Start with the following code chunk and use the options of read_delim()
to read in the data (?read_delim
). The delim
argument that’s already provided specifies that the delimiter (separator) that you’ll use is a -
, as opposed to, for example, a ,
in a .csv file. Arguments that you may need to change include
skip
col_names
na
trim_ws
col_types
library(tidyverse)
df <- read_delim(here("data/birthdays.txt"), delim = " - ")
head(df)
Class Exercise 2. Another common format for data to be stored in is an Excel file. Often, it’s easiest just to save the Excel file as a .csv file and read it in using read_csv()
. But, sometimes this route can be difficult (for example, if your Excel file has thousands of sheets). To read in directly from Excel, you’ll need to install the readxl
with install.packages("readxl")
. Once installed, load the package with library(readxl)

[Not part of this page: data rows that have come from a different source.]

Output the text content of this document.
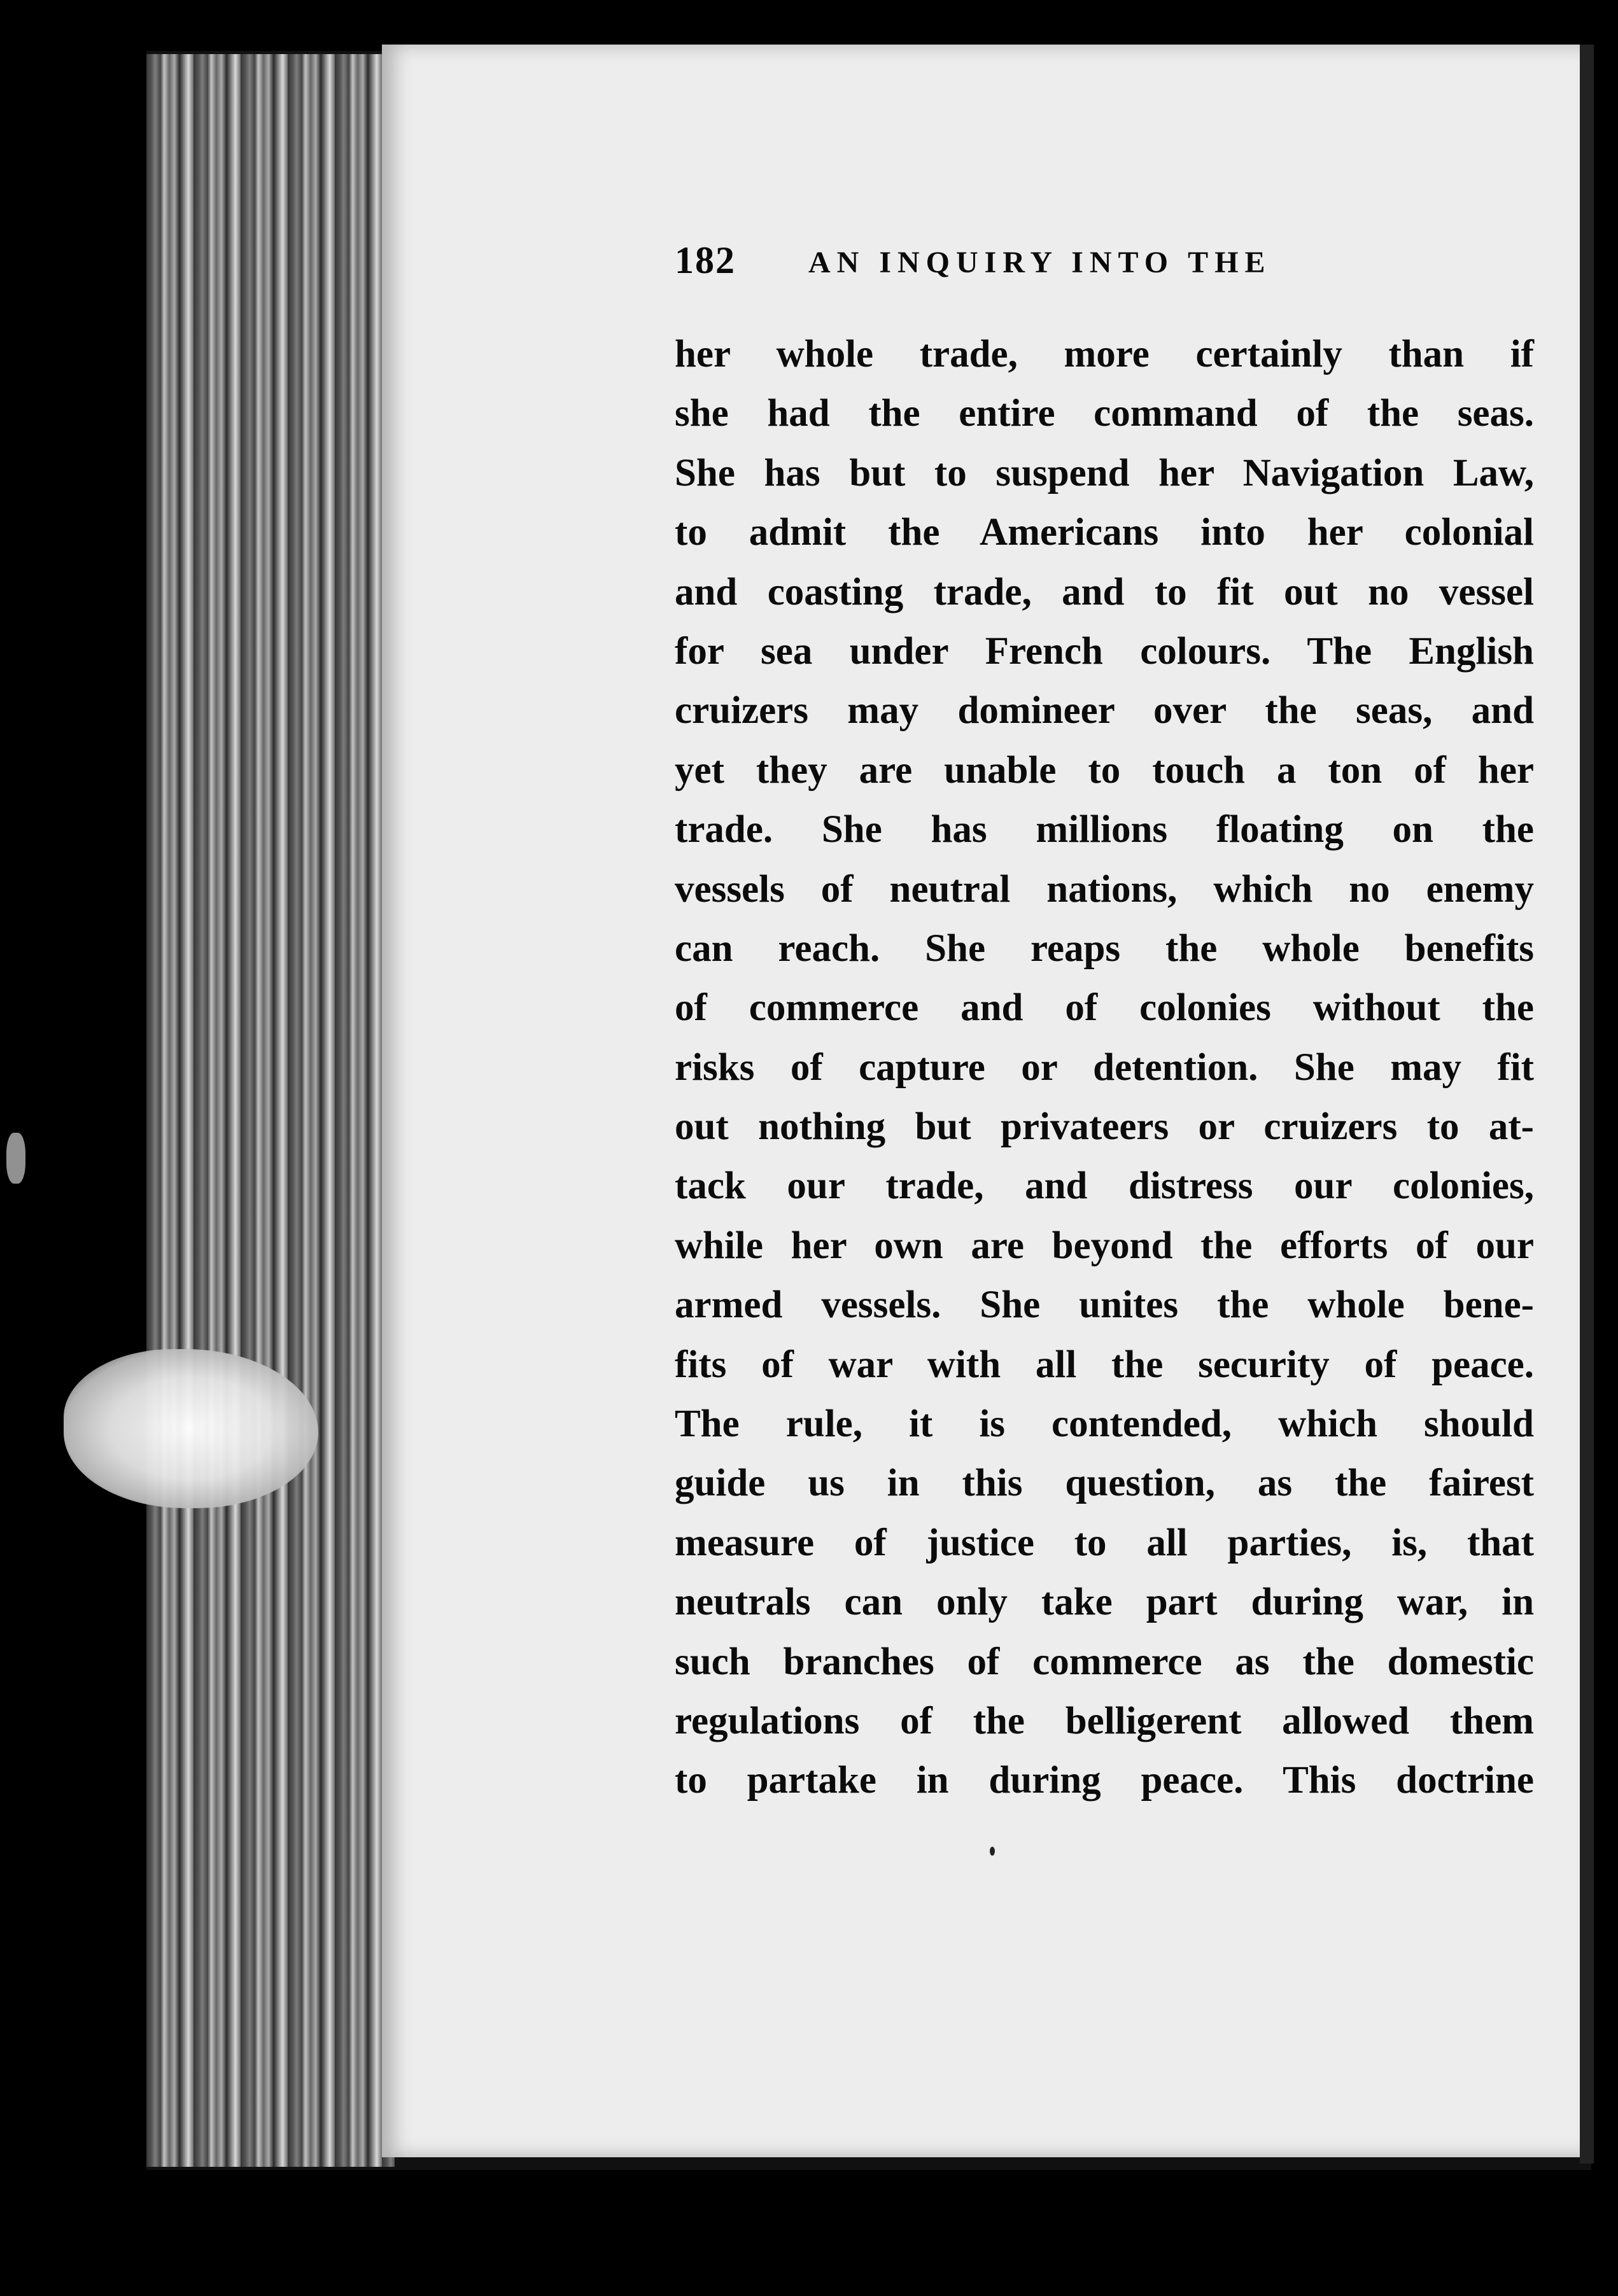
182 AN INQUIRY INTO THE
her whole trade, more certainly than if
she had the entire command of the seas.
She has but to suspend her Navigation Law,
to admit the Americans into her colonial
and coasting trade, and to fit out no vessel
for sea under French colours. The English
cruizers may domineer over the seas, and
yet they are unable to touch a ton of her
trade. She has millions floating on the
vessels of neutral nations, which no enemy
can reach. She reaps the whole benefits
of commerce and of colonies without the
risks of capture or detention. She may fit
out nothing but privateers or cruizers to at-
tack our trade, and distress our colonies,
while her own are beyond the efforts of our
armed vessels. She unites the whole bene-
fits of war with all the security of peace.
The rule, it is contended, which should
guide us in this question, as the fairest
measure of justice to all parties, is, that
neutrals can only take part during war, in
such branches of commerce as the domestic
regulations of the belligerent allowed them
to partake in during peace. This doctrine
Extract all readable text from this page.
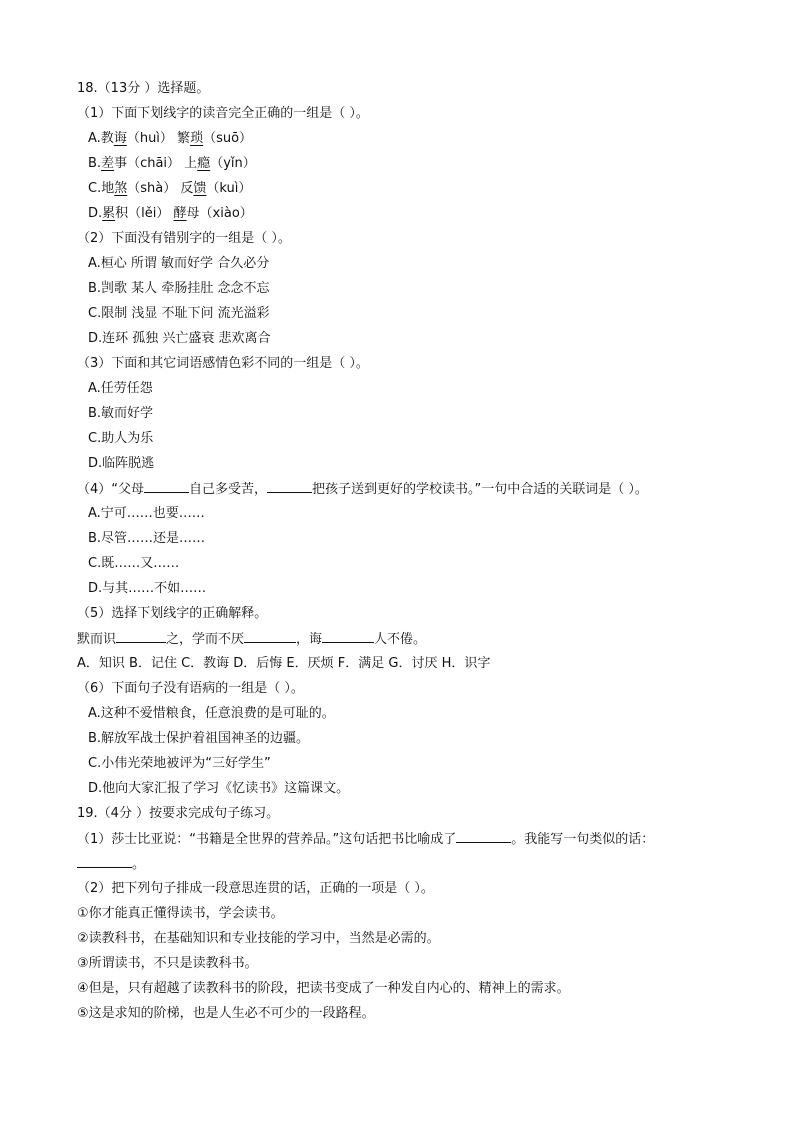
18.（13分 ）选择题。
（1）下面下划线字的读音完全正确的一组是（ ）。
A.教诲（huì） 繁琐（suō）
B.差事（chāi） 上瘾（yǐn）
C.地煞（shà） 反馈（kuì）
D.累积（lěi） 酵母（xiào）
（2）下面没有错别字的一组是（ ）。
A.桓心 所谓 敏而好学 合久必分
B.剀歌 某人 牵肠挂肚 念念不忘
C.限制 浅显 不耻下问 流光溢彩
D.连环 孤独 兴亡盛衰 悲欢离合
（3）下面和其它词语感情色彩不同的一组是（ ）。
A.任劳任怨
B.敏而好学
C.助人为乐
D.临阵脱逃
（4）“父母	自己多受苦，	把孩子送到更好的学校读书。”一句中合适的关联词是（ ）。
A.宁可……也要……
B.尽管……还是……
C.既……又……
D.与其……不如……
（5）选择下划线字的正确解释。
默而识	之，学而不厌	，诲	人不倦。
A．知识 B．记住 C．教诲 D．后悔 E．厌烦 F．满足 G．讨厌 H．识字
（6）下面句子没有语病的一组是（ ）。
A.这种不爱惜粮食，任意浪费的是可耻的。
B.解放军战士保护着祖国神圣的边疆。
C.小伟光荣地被评为“三好学生”
D.他向大家汇报了学习《忆读书》这篇课文。
19.（4分 ）按要求完成句子练习。
（1）莎士比亚说：“书籍是全世界的营养品。”这句话把书比喻成了	。我能写一句类似的话：
。
（2）把下列句子排成一段意思连贯的话，正确的一项是（ ）。
①你才能真正懂得读书，学会读书。
②读教科书，在基础知识和专业技能的学习中，当然是必需的。
③所谓读书，不只是读教科书。
④但是，只有超越了读教科书的阶段，把读书变成了一种发自内心的、精神上的需求。
⑤这是求知的阶梯，也是人生必不可少的一段路程。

, and read in the first sheet evals_prof.xlsx
data set, a similar data set as the one that will be used for Project 2, with the read_excel()
function.
Class Exercise 3. Now, read in the second sheet in the Excel file, using the help file for ?read_excel
to change one of the arguments.
Class Exercise 4. A common issue when scraping tables with rvest
is that there are tables that have two rows of headers, often with duplicate names in one or both of the rows. Examine this issue at https://en.wikipedia.org/wiki/Josh_Allen_(quarterback), scrolling down to the NFL career statistics subsection.
Try to scrape Josh Allen’s stats using the “usual” data scraping method with rvest
:
url1 <- "https://en.wikipedia.org/wiki/Josh_Allen_(quarterback)"
tab_allen_stats <- read_html(url1) |> html_nodes("table")
allen_df <- tab_allen_stats[[6]] |> html_table()
allen_df
Try to perform any operation on allen_df
(a filter()
, mutate()
, arrange()
, or anything else). What error do you get?
To fix this issue, we can use the header = FALSE
argument to html_table()
and then “manually” construct the column names:
allen_stats <- tab_allen_stats[[6]] |> html_table(header = FALSE)
allen_stats
newnames <- paste(allen_stats[1, ], allen_stats[2, ])
allen_stats |> set_names(newnames) |>
slice(-1, -2)
Explain what the code above is doing to fix the duplicate name issue.
10.4.2 Your Turn
Your Turn 1. Choose a topic/person/place/etc. that interests you that has tables on Wikipedia and scrape the table that is related to that topic.
Your Turn 2. Choose a sports team at SLU, and go to that team’s website (by simply googling SLU name_of_sport). Scrape the data tables from the “Results” or “Statistics” section of this sport. After you scrape the data, tidy the data set. Then, choose one of the following options (different options might make more/less sense for different sports)
Summarise different team statistics, either numerically or graphically. Perhaps make some graphs showing different statistics through time.
Summarise different individual statistics, either numerically or graphically.
A few sports (men’s and women’s golf, for example), give results in PDF format. PDF format is generally a horrible way to record and share data, as it’s very difficult to read in to almost any program. Therefore, avoid sports with PDF results for the purposes of this exercise.
Your Turn 3. For either your topic of choice data set or your sports team data set, ask and answer any other questions that make sense for the particular topic or sport that you are looking at!